Most deck builders don't get many chances to go back and look at their product later. Typically, they only go back if there's a complaint. That's sort of what happened to Garland recently: "One of my decks got hit by a small tornado," he says.
Actually, if you look at the pictures, it doesn't look like the deck took a direct hit from a tornado. What happened, really, is sort of a chain of cause and effect: the tornado blew over a big tree that fell on the deck.. Any way you look at it, though, Garland Gravely has to feel pretty good about the results. I'm not sure all of us could drop a big tree on our product and have it look this good.
The tree did take out a section of railing. But really, all Garland has to do is patch a few things. Structurally speaking, the deck's all there.
"Some people think I overbuild my decks," says Garland. They may have a point. But he's not far from the mainstream in the Archadeck world — the company has a two-volume manual of structural deck details that all the franchises use as a recipe book.

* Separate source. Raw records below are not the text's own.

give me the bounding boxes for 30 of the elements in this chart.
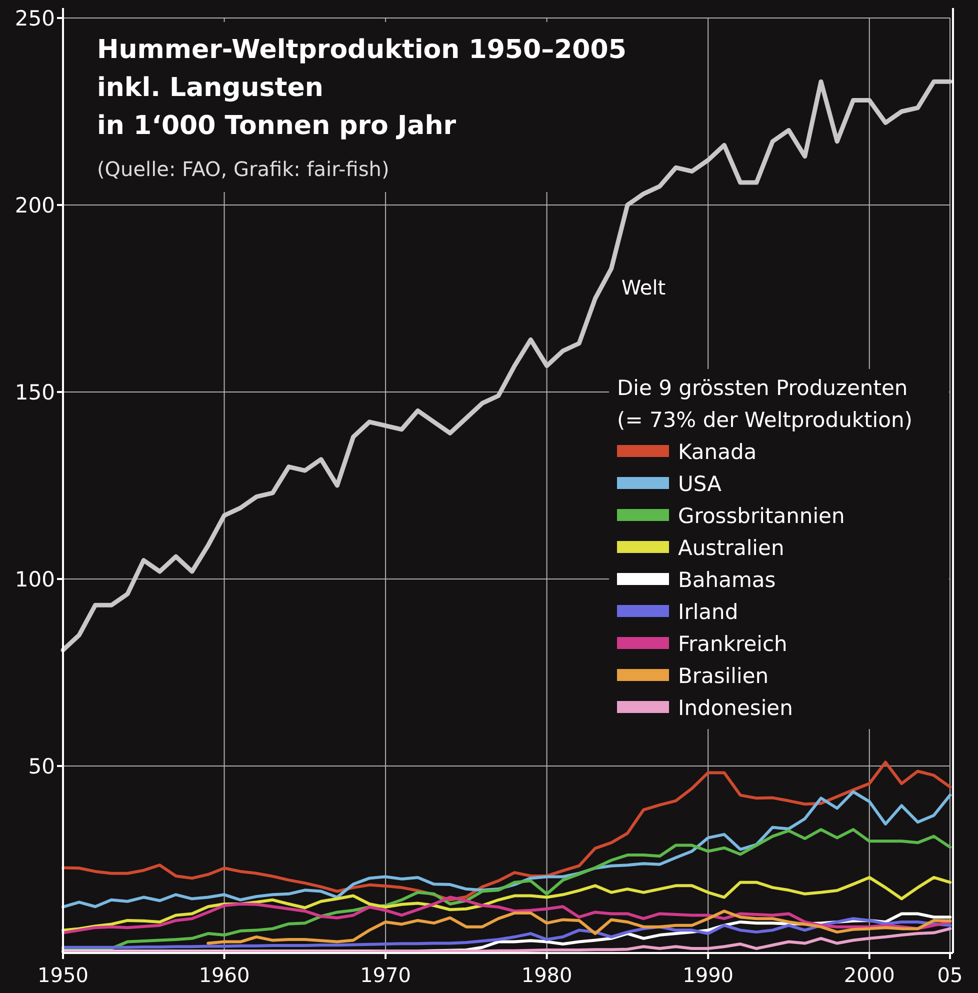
legend-label: USA <box>678 472 722 496</box>
legend-label: Irland <box>678 600 738 624</box>
y-tick-label: 200 <box>14 193 55 218</box>
x-tick-label: 1970 <box>360 963 411 987</box>
x-tick-label: 2000 <box>844 963 895 987</box>
legend-label: Brasilien <box>678 664 769 688</box>
y-tick-label: 100 <box>14 567 55 592</box>
series-label: Welt <box>621 276 666 300</box>
x-tick-label: 1950 <box>38 963 88 987</box>
line-series <box>62 790 952 908</box>
legend-label: Grossbritannien <box>678 504 845 528</box>
legend-label: Indonesien <box>678 696 793 720</box>
x-tick-label: 1990 <box>682 963 734 987</box>
legend-label: Kanada <box>678 440 757 464</box>
line-series <box>62 876 952 932</box>
x-tick-label: 05 <box>937 963 963 987</box>
line-series <box>62 896 952 934</box>
legend-label: Bahamas <box>678 568 776 592</box>
text: Hummer-Weltproduktion 1950–2005 inkl. Langusten in 1‘000 Tonnen pro Jahr <box>97 35 626 141</box>
legend-label: Australien <box>678 536 784 560</box>
x-tick-label: 1960 <box>198 963 250 987</box>
legend-title: Die 9 grössten Produzenten (= 73% der Weltproduktion) <box>617 376 912 432</box>
text: (Quelle: FAO, Grafik: fair-fish) <box>97 157 390 181</box>
line-series <box>62 760 952 902</box>
x-tick-label: 1980 <box>521 963 572 987</box>
y-tick-label: 50 <box>28 754 55 778</box>
y-tick-label: 250 <box>14 6 55 30</box>
y-tick-label: 150 <box>14 380 55 404</box>
legend-label: Frankreich <box>678 632 788 656</box>
line-series <box>206 910 952 945</box>
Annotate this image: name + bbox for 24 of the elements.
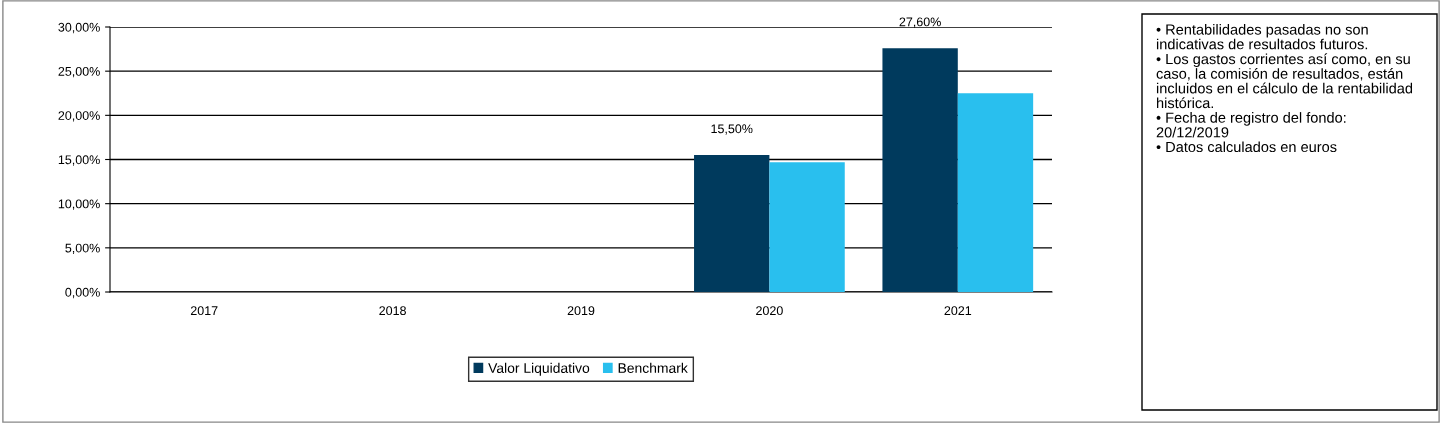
text: • Datos calculados en euros	[1156, 141, 1337, 153]
y-tick-label: 10,00%	[58, 199, 100, 210]
bar	[694, 155, 770, 292]
y-tick-label: 30,00%	[58, 22, 100, 34]
y-tick-label: 5,00%	[65, 243, 100, 254]
x-tick-label: 2017	[190, 306, 218, 316]
data-label: 27,60%	[899, 17, 941, 28]
data-label: 15,50%	[711, 124, 753, 135]
y-tick-label: 20,00%	[58, 111, 100, 122]
y-tick-label: 25,00%	[58, 66, 100, 78]
y-tick-label: 15,00%	[58, 155, 100, 166]
legend-label: Benchmark	[618, 362, 688, 373]
x-tick-label: 2021	[944, 306, 972, 316]
bar	[957, 93, 1034, 292]
bar	[769, 162, 845, 292]
y-tick-label: 0,00%	[65, 287, 100, 299]
text: • Rentabilidades pasadas no son indicativas de resultados futuros.	[1156, 24, 1368, 50]
bar	[882, 48, 958, 292]
text: • Fecha de registro del fondo: 20/12/2019	[1156, 112, 1346, 138]
x-tick-label: 2019	[567, 306, 595, 316]
legend-label: Valor Liquidativo	[488, 362, 590, 376]
x-tick-label: 2018	[379, 306, 406, 316]
x-tick-label: 2020	[756, 306, 783, 316]
text: • Los gastos corrientes así como, en su caso, la comisión de resultados, están incluidos en el cálculo de la rentabilidad histórica.	[1156, 53, 1413, 109]
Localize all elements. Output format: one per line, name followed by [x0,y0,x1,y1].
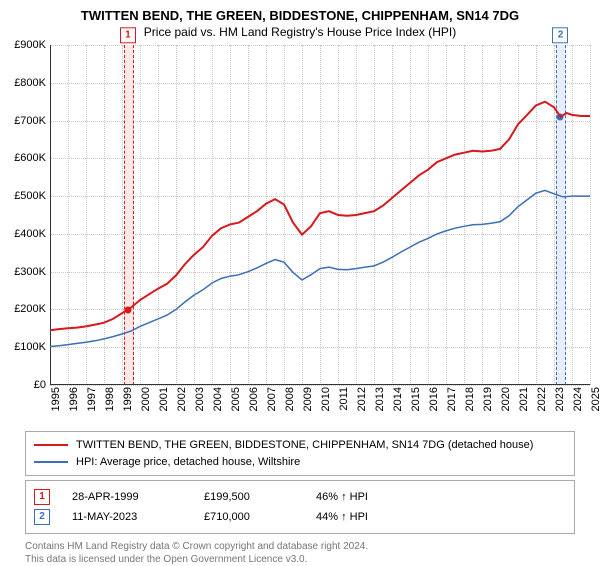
legend-box: TWITTEN BEND, THE GREEN, BIDDESTONE, CHI… [25,431,575,476]
x-axis-label: 2005 [230,387,242,411]
x-axis-labels: 1995 1996 1997 1998 1999 2000 2001 2002 2003 2004… [50,385,590,425]
x-axis-label: 2007 [266,387,278,411]
x-axis-label: 2018 [464,387,476,411]
table-row: 1 28-APR-1999 £199,500 46% ↑ HPI [34,487,566,507]
legend-item: TWITTEN BEND, THE GREEN, BIDDESTONE, CHI… [34,437,566,454]
x-axis-label: 2021 [518,387,530,411]
point-price: £199,500 [204,491,294,503]
marker-badge: 2 [34,509,50,525]
x-axis-label: 2003 [194,387,206,411]
x-axis-label: 2010 [320,387,332,411]
y-axis-label: £500K [14,190,50,202]
y-axis-label: £300K [14,266,50,278]
x-axis-label: 1999 [122,387,134,411]
marker-badge: 2 [552,27,568,43]
x-axis-label: 2009 [302,387,314,411]
x-axis-label: 2002 [176,387,188,411]
chart-lines [50,45,590,385]
y-axis-label: £900K [14,39,50,51]
legend-swatch [34,461,68,463]
x-axis-label: 2017 [446,387,458,411]
y-axis-label: £100K [14,341,50,353]
x-axis-label: 1995 [50,387,62,411]
point-price: £710,000 [204,511,294,523]
x-axis-label: 2022 [536,387,548,411]
x-axis-label: 2019 [482,387,494,411]
table-row: 2 11-MAY-2023 £710,000 44% ↑ HPI [34,507,566,527]
legend-swatch [34,444,68,446]
legend-item: HPI: Average price, detached house, Wilt… [34,454,566,471]
y-axis-label: £400K [14,228,50,240]
y-axis-label: £0 [34,379,50,391]
x-axis-label: 2012 [356,387,368,411]
point-date: 11-MAY-2023 [72,511,182,523]
chart-plot-area: £0£100K£200K£300K£400K£500K£600K£700K£80… [50,45,590,385]
footer-attribution: Contains HM Land Registry data © Crown c… [25,540,575,566]
y-axis-label: £200K [14,303,50,315]
x-axis-label: 2016 [428,387,440,411]
x-axis-label: 1997 [86,387,98,411]
x-axis-label: 1996 [68,387,80,411]
marker-pin: 1 [120,26,136,43]
x-axis-label: 2004 [212,387,224,411]
point-date: 28-APR-1999 [72,491,182,503]
x-axis-label: 2015 [410,387,422,411]
x-axis-label: 2023 [554,387,566,411]
y-axis-label: £600K [14,152,50,164]
point-hpi: 46% ↑ HPI [316,491,368,503]
x-axis-label: 2008 [284,387,296,411]
x-axis-label: 2020 [500,387,512,411]
x-axis-label: 2025 [590,387,600,411]
y-axis-label: £800K [14,77,50,89]
marker-pin: 2 [552,26,568,43]
marker-badge: 1 [34,489,50,505]
marker-badge: 1 [120,27,136,43]
x-axis-label: 2001 [158,387,170,411]
x-axis-label: 2011 [338,387,350,411]
chart-title-sub: Price paid vs. HM Land Registry's House … [0,23,600,45]
x-axis-label: 1998 [104,387,116,411]
x-axis-label: 2024 [572,387,584,411]
footer-line: Contains HM Land Registry data © Crown c… [25,540,575,553]
legend-label: HPI: Average price, detached house, Wilt… [76,454,300,471]
legend-label: TWITTEN BEND, THE GREEN, BIDDESTONE, CHI… [76,437,533,454]
point-hpi: 44% ↑ HPI [316,511,368,523]
x-axis-label: 2000 [140,387,152,411]
points-table: 1 28-APR-1999 £199,500 46% ↑ HPI 2 11-MA… [25,480,575,534]
gridline-vertical [590,45,591,385]
x-axis-label: 2013 [374,387,386,411]
x-axis-label: 2014 [392,387,404,411]
x-axis-label: 2006 [248,387,260,411]
chart-title-main: TWITTEN BEND, THE GREEN, BIDDESTONE, CHI… [0,0,600,23]
chart-container: TWITTEN BEND, THE GREEN, BIDDESTONE, CHI… [0,0,600,560]
y-axis-label: £700K [14,115,50,127]
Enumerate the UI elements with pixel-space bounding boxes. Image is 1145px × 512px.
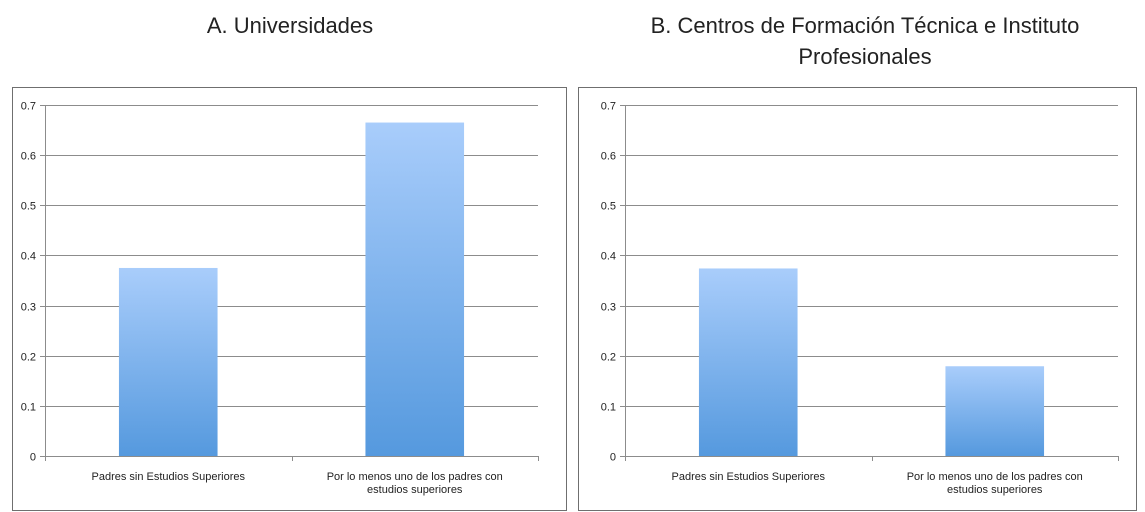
chart-b-category-label-1-line-0: Por lo menos uno de los padres con bbox=[907, 471, 1083, 483]
chart-b-title: B. Centros de Formación Técnica e Instit… bbox=[585, 10, 1145, 72]
chart-a-bar-1 bbox=[365, 122, 465, 457]
chart-b-category-label-1-line-1: estudios superiores bbox=[947, 484, 1043, 496]
chart-a-bar-0 bbox=[118, 267, 218, 456]
chart-b-y-tick-label-3: 0.3 bbox=[601, 302, 616, 314]
chart-a-y-tick-label-2: 0.2 bbox=[21, 352, 36, 364]
chart-b-frame: 0 0.1 0.2 0.3 0.4 0.5 0.6 0.7 Padres sin Estudio… bbox=[578, 87, 1137, 511]
chart-b-bar-0 bbox=[698, 268, 798, 456]
chart-b-y-tick-label-1: 0.1 bbox=[601, 402, 616, 414]
chart-a-frame: 0 0.1 0.2 0.3 0.4 0.5 0.6 0.7 Padres sin Estudio… bbox=[12, 87, 567, 511]
chart-a-y-tick-label-0: 0 bbox=[30, 452, 36, 464]
chart-b-plot: 0 0.1 0.2 0.3 0.4 0.5 0.6 0.7 Padres sin Estudio… bbox=[601, 101, 1119, 496]
chart-b-bar-1 bbox=[945, 366, 1045, 456]
chart-a-y-tick-label-5: 0.5 bbox=[21, 201, 36, 213]
chart-b-title-line-2: Profesionales bbox=[798, 44, 932, 69]
chart-a-category-label-1-line-0: Por lo menos uno de los padres con bbox=[327, 471, 503, 483]
chart-a-plot: 0 0.1 0.2 0.3 0.4 0.5 0.6 0.7 Padres sin Estudio… bbox=[21, 101, 539, 496]
chart-a-y-tick-label-3: 0.3 bbox=[21, 302, 36, 314]
chart-a-y-tick-label-4: 0.4 bbox=[21, 251, 36, 263]
chart-a-category-label-0-line-0: Padres sin Estudios Superiores bbox=[92, 471, 246, 483]
chart-b-y-tick-label-4: 0.4 bbox=[601, 251, 616, 263]
chart-b-y-tick-label-2: 0.2 bbox=[601, 352, 616, 364]
chart-a-category-label-1-line-1: estudios superiores bbox=[367, 484, 463, 496]
chart-b-title-line-1: B. Centros de Formación Técnica e Instit… bbox=[650, 13, 1080, 38]
chart-b-y-tick-label-5: 0.5 bbox=[601, 201, 616, 213]
chart-b-y-tick-label-0: 0 bbox=[610, 452, 616, 464]
chart-b-y-tick-label-6: 0.6 bbox=[601, 151, 616, 163]
chart-a-y-tick-label-1: 0.1 bbox=[21, 402, 36, 414]
chart-b-category-label-0-line-0: Padres sin Estudios Superiores bbox=[672, 471, 826, 483]
chart-a-y-tick-label-7: 0.7 bbox=[21, 101, 36, 113]
chart-a-title: A. Universidades bbox=[206, 13, 374, 38]
chart-a-y-tick-label-6: 0.6 bbox=[21, 151, 36, 163]
chart-b-y-tick-label-7: 0.7 bbox=[601, 101, 616, 113]
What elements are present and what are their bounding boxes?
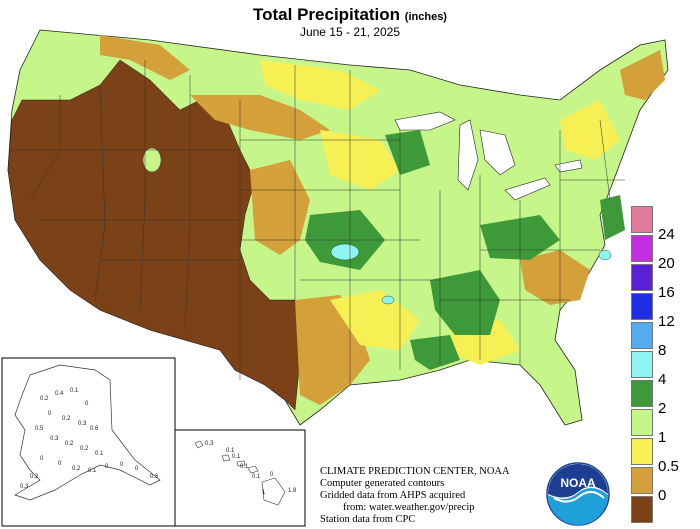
green-patch-wisconsin (385, 130, 430, 175)
legend-label: 24 (658, 226, 675, 243)
hawaii-station-value: 0.3 (205, 441, 214, 447)
legend-label: 0 (658, 487, 667, 504)
legend-swatch (631, 322, 653, 349)
alaska-station-value: 0.2 (65, 441, 74, 447)
alaska-station-value: 0 (105, 464, 109, 470)
lake-michigan (457, 119, 479, 191)
credit-line-3: Gridded data from AHPS acquired (320, 490, 466, 501)
legend-label: 16 (658, 284, 675, 301)
alaska-station-value: 0.4 (55, 391, 64, 397)
cyan-spot-mo (381, 295, 395, 305)
alaska-station-value: 0.2 (30, 474, 39, 480)
legend-label: 8 (658, 342, 667, 359)
lake-ontario (554, 159, 583, 173)
legend-label: 0.5 (658, 458, 679, 475)
legend-label: 12 (658, 313, 675, 330)
hawaii-station-value: 0.1 (226, 448, 235, 454)
legend-swatch (631, 409, 653, 436)
lake-erie (504, 177, 551, 201)
noaa-logo-text: NOAA (560, 476, 596, 490)
credit-line-4: from: water.weather.gov/precip (343, 502, 475, 513)
legend-swatch (631, 235, 653, 262)
hawaii-station-value: 0.1 (240, 464, 249, 470)
lake-superior (394, 111, 456, 131)
map-title: Total Precipitation (inches) (0, 5, 700, 25)
green-patch-gulf (410, 335, 460, 370)
alaska-station-value: 0 (48, 411, 52, 417)
alaska-station-value: 0.1 (88, 468, 97, 474)
legend-swatch (631, 467, 653, 494)
alaska-station-value: 0.2 (40, 396, 49, 402)
alaska-station-value: 0.2 (80, 446, 89, 452)
legend-swatch (631, 206, 653, 233)
credit-line-2: Computer generated contours (320, 478, 445, 489)
alaska-station-value: 0.3 (78, 421, 87, 427)
hawaii-values: 0.30.10.10.11.800.11 (205, 441, 297, 496)
alaska-station-value: 0.3 (50, 436, 59, 442)
legend-label: 1 (658, 429, 667, 446)
cyan-spot-iowa (330, 243, 360, 261)
hawaii-station-value: 0 (270, 472, 274, 478)
lake-huron (479, 129, 516, 176)
hawaii-islands (194, 440, 286, 506)
legend-label: 20 (658, 255, 675, 272)
alaska-station-value: 0.3 (20, 484, 29, 490)
wet-spot-utah (142, 147, 162, 173)
noaa-logo: NOAA (546, 462, 610, 526)
legend-swatch (631, 293, 653, 320)
legend-label: 2 (658, 400, 667, 417)
alaska-station-value: 0.5 (35, 426, 44, 432)
credit-line-1: CLIMATE PREDICTION CENTER, NOAA (320, 466, 510, 477)
alaska-station-value: 0 (40, 456, 44, 462)
tan-patch-north (100, 35, 190, 80)
green-patch-newengland (600, 195, 625, 240)
hawaii-station-value: 1.8 (288, 488, 297, 494)
legend-swatch (631, 351, 653, 378)
title-text: Total Precipitation (253, 5, 401, 24)
legend-swatch (631, 438, 653, 465)
alaska-station-value: 0 (58, 461, 62, 467)
hawaii-station-value: 0.1 (252, 474, 261, 480)
alaska-station-value: 0 (120, 462, 124, 468)
legend-swatch (631, 264, 653, 291)
state-boundaries (12, 60, 625, 385)
yellow-patch-4 (560, 100, 620, 160)
hawaii-station-value: 0.1 (232, 454, 241, 460)
legend-swatch (631, 380, 653, 407)
legend-swatch (631, 496, 653, 523)
tan-patch-northeast (620, 50, 665, 100)
alaska-station-value: 0.2 (72, 466, 81, 472)
cyan-spot-nc (598, 249, 612, 261)
legend-label: 4 (658, 371, 667, 388)
title-units: (inches) (404, 11, 447, 23)
alaska-values: 0.20.4 0.1000.20.30.60.50.30.20.20.1000.2… (20, 388, 159, 490)
alaska-station-value: 0 (85, 401, 89, 407)
alaska-station-value: 0.6 (90, 426, 99, 432)
credit-line-5: Station data from CPC (320, 514, 416, 525)
green-patch-midsouth (430, 270, 500, 335)
hawaii-station-value: 1 (262, 490, 266, 496)
alaska-station-value: 0.1 (70, 388, 79, 394)
alaska-station-value: 0 (135, 466, 139, 472)
hawaii-inset (174, 429, 306, 527)
yellow-patch-3 (330, 290, 420, 350)
alaska-station-value: 0.6 (150, 474, 159, 480)
credits-block: CLIMATE PREDICTION CENTER, NOAA Computer… (320, 466, 510, 526)
alaska-outline (14, 364, 161, 501)
alaska-station-value: 0.1 (95, 451, 104, 457)
alaska-station-value: 0.2 (62, 416, 71, 422)
tan-patch-southeast (520, 250, 590, 305)
yellow-patch-2 (320, 130, 400, 190)
date-range: June 15 - 21, 2025 (299, 25, 401, 39)
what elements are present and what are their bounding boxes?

The details have been fine-tuned over two decades of use by deck builders all around the country. And typically, the field offices make design sketches and send them in to the main office in Richmond, Virginia, for design engineering — so these decks get more attention than your run-of-the-mill deck.
Now, the news wasn't all good. There was this other section of free-standing deck in the yard that didn't fare so well. "I don't think they're going to build that one back," says Garland. Chalk that one up to learning.
But hey, cut the man some slack: It was a tornado.